Meta tests AI shopping search feature in Meta AI chatbot to compete with ChatGPT, Gemini
Meta is testing a shopping research feature within its Meta AI chatbot designed to compete with similar e-commerce tools from OpenAI's ChatGPT and Google's Gemini. The feature represents Meta's effort to expand AI chatbot capabilities beyond conversation into commerce-focused use cases.
Meta is testing a shopping research feature in its Meta AI chatbot, marking the company's latest effort to compete with e-commerce capabilities being rolled out by OpenAI and Google.
The feature, currently in testing, enables Meta AI users to research and compare products within the chatbot interface. This positions Meta's AI assistant alongside ChatGPT and Google's Gemini, both of which have introduced shopping-focused tools in recent months.

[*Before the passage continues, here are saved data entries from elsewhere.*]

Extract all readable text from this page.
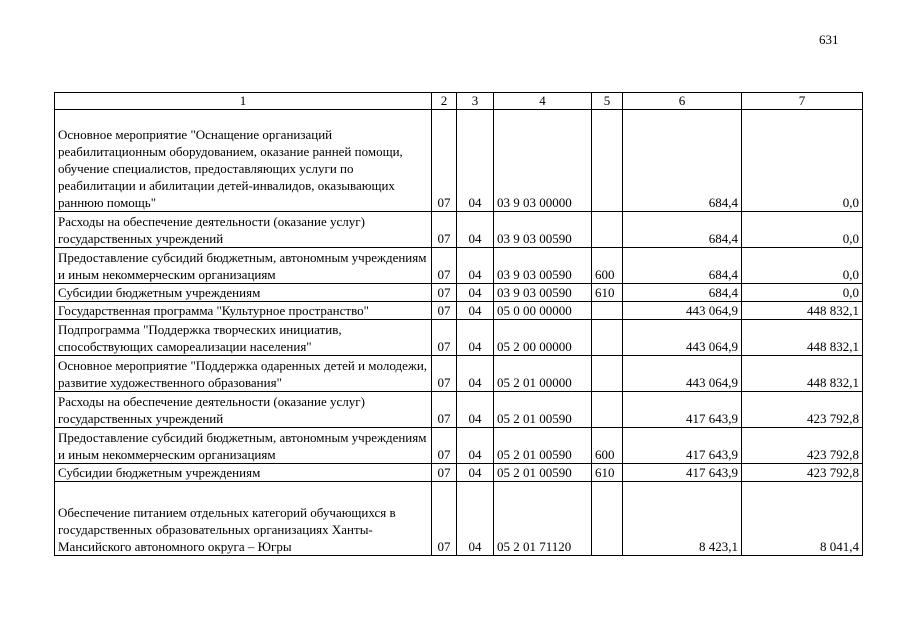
631
1	2	3	4	5	6	7
Основное мероприятие "Оснащение организаций реабилитационным оборудованием, оказание ранней помощи, обучение специалистов, предоставляющих услуги по реабилитации и абилитации детей-инвалидов, оказывающих раннюю помощь"	07	04	03 9 03 00000		684,4	0,0
Расходы на обеспечение деятельности (оказание услуг) государственных учреждений	07	04	03 9 03 00590		684,4	0,0
Предоставление субсидий бюджетным, автономным учреждениям и иным некоммерческим организациям	07	04	03 9 03 00590	600	684,4	0,0
Субсидии бюджетным учреждениям	07	04	03 9 03 00590	610	684,4	0,0
Государственная программа "Культурное пространство"	07	04	05 0 00 00000		443 064,9	448 832,1
Подпрограмма "Поддержка творческих инициатив, способствующих самореализации населения"	07	04	05 2 00 00000		443 064,9	448 832,1
Основное мероприятие "Поддержка одаренных детей и молодежи, развитие художественного образования"	07	04	05 2 01 00000		443 064,9	448 832,1
Расходы на обеспечение деятельности (оказание услуг) государственных учреждений	07	04	05 2 01 00590		417 643,9	423 792,8
Предоставление субсидий бюджетным, автономным учреждениям и иным некоммерческим организациям	07	04	05 2 01 00590	600	417 643,9	423 792,8
Субсидии бюджетным учреждениям	07	04	05 2 01 00590	610	417 643,9	423 792,8
Обеспечение питанием отдельных категорий обучающихся в государственных образовательных организациях Ханты-Мансийского автономного округа – Югры	07	04	05 2 01 71120		8 423,1	8 041,4
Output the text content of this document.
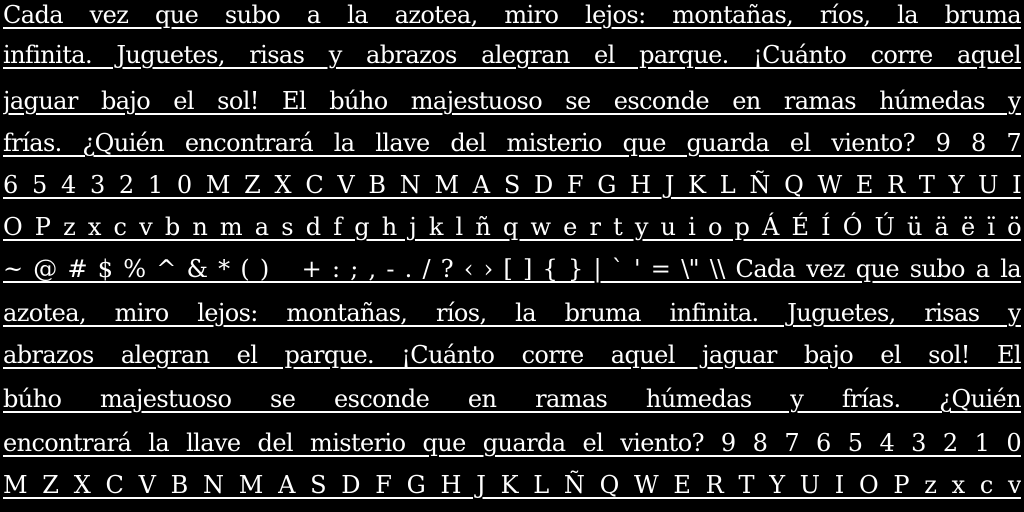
Cada vez que subo a la azotea, miro lejos: montañas, ríos, la bruma
infinita. Juguetes, risas y abrazos alegran el parque. ¡Cuánto corre aquel
jaguar bajo el sol! El búho majestuoso se esconde en ramas húmedas y
frías. ¿Quién encontrará la llave del misterio que guarda el viento? 9 8 7
6 5 4 3 2 1 0 M Z X C V B N M A S D F G H J K L Ñ Q W E R T Y U I
O P z x c v b n m a s d f g h j k l ñ q w e r t y u i o p Á É Í Ó Ú ü ä ë ï ö
~ @ # $ % ^ & * ( ) _ + : ; , - . / ? ‹ › [ ] { } | ` ' = \" \\ Cada vez que subo a la
azotea, miro lejos: montañas, ríos, la bruma infinita. Juguetes, risas y
abrazos alegran el parque. ¡Cuánto corre aquel jaguar bajo el sol! El
búho majestuoso se esconde en ramas húmedas y frías. ¿Quién
encontrará la llave del misterio que guarda el viento? 9 8 7 6 5 4 3 2 1 0
M Z X C V B N M A S D F G H J K L Ñ Q W E R T Y U I O P z x c v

The shopping research capability allows users to ask natural language questions about products, compare options, and receive recommendations directly within the Meta AI chat interface. The feature is designed to integrate with Meta's existing ecosystem, potentially leveraging product information from Facebook Marketplace and Instagram Shopping.
Competitive Landscape
This move follows similar launches from rivals. OpenAI added shopping capabilities to ChatGPT through partnerships with e-commerce platforms, while Google integrated Gemini with its Shopping Graph and merchant networks. Amazon has also pushed shopping features through its Alexa AI assistant.
Meta's approach leverages its existing infrastructure: Instagram and Facebook already host millions of product listings and merchant accounts. A shopping research feature in Meta AI could drive commerce engagement while reducing friction for users discovering products.
Implementation Details
The current test phase suggests Meta is evaluating user adoption rates, result quality, and merchant integration requirements. Meta has not disclosed which product categories are included in testing or when a full rollout might occur.
Meta AI, powered by Llama 2 and later open-source Llama models, already offers web search, code generation, and image creation. Adding commerce capabilities extends its utility to transactional workflows.
Market Implications
The shopping search feature reflects a broader trend of AI chatbots evolving from conversation tools into commerce enablers. This vertical integration—combining chat interface with product discovery and purchasing—could become a significant revenue driver if successful.
For Meta, which generates most revenue from digital advertising, an AI-powered shopping search could supplement ad revenue by capturing commercial intent directly within the chatbot. Merchants selling on Instagram and Facebook could gain visibility in search results, while Meta collects valuable commerce intent data.
What This Means
Meta's shopping research test signals that e-commerce integration is becoming table-stakes for consumer AI assistants. If the feature gains traction, it could accelerate the shift from search engines to AI chatbots as primary discovery channels for products. The outcome will likely depend on result quality, merchant participation, and whether users adopt the feature as a genuine shopping tool rather than a novelty.